Portanto, nestes dois casos, o que se verifica é, igualmente, uma ausência absoluta de conclusões.
Ora, constatando-se uma ausência absoluta de conclusões no requerimento de interposição de recurso apresentado, tal situação deve gerar o indeferimento do salvatério com fundamento na falta de conclusões, indeferimento este que deve ser assumido logo no Tribunal "a quo" (cfr.artº.641, nº.2, al.b), do C.P.Civil, "ex vi" do artº.281, do C.P.P.Tributário), sem embargo de oportuna intervenção do Tribunal "ad quem" no mesmo sentido (cfr.artºs.652, nº.1, al.b), e 655, nº.1, ambos do C.P.Civil; ac.S.T.A.-Pleno da 2ª.Secção, 23/03/2022, rec.1972/11.5BELRS; ac.S.T.A.-Pleno da 2ª.Secção, 19/10/2022, rec.635/09.6BEPRT; António Santos Abrantes Geraldes, Recursos no Novo Código de Processo Civil, 4ª. Edição, 2017, Almedina, pág.144 e seg.; José Lebre de Freitas e Outros, C.P.Civil anotado, Volume 3º., 3ª. Edição, Almedina, 2022, pág.87).

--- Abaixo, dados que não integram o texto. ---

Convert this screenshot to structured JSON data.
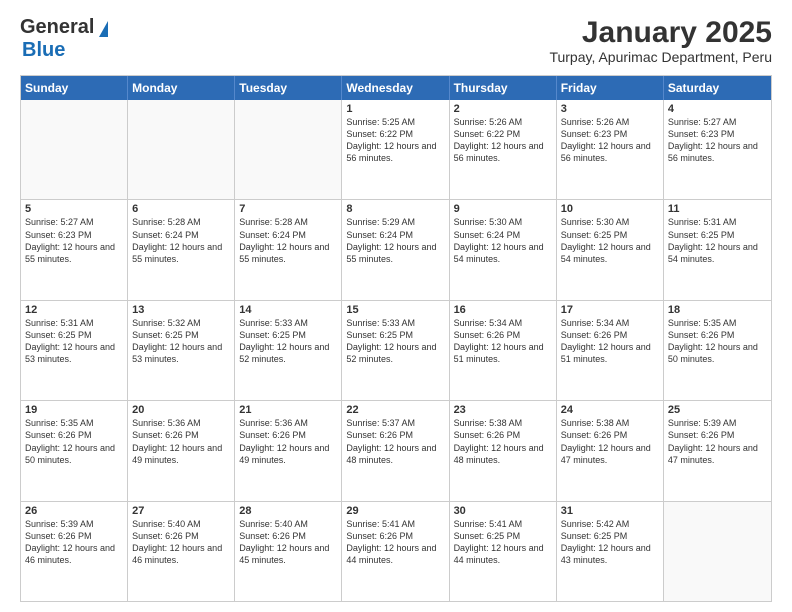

Concluindo, no contencioso tributário é obrigatória a formulação de conclusões com a apresentação das alegações de recurso, sob pena de rejeição do mesmo.
Em sede de contencioso administrativo à mesma conclusão se chega, conforme se retira do artº.145, nº.2, al.b), do C.P.T.A. (cfr.Mário Aroso de Almeida e Carlos Alberto Fernandes Cadilha, Comentário ao Código de Processo nos Tribunais Administrativos, Almedina, 5ª. Edição, 2021, pág.1165).
No caso "sub judice", do exame do requerimento de interposição do presente recurso, apresentado em 11/07/2025 (cfr.Magistratus), é manifesto que o apelante não estruturou conclusões.
Não se verificam, portanto, todos os requisitos formais de que depende a admissão do presente recurso para uniformização de jurisprudência previsto no artº.284, do C.P.P.T., ao que se provirá na parte dispositiva deste acórdão.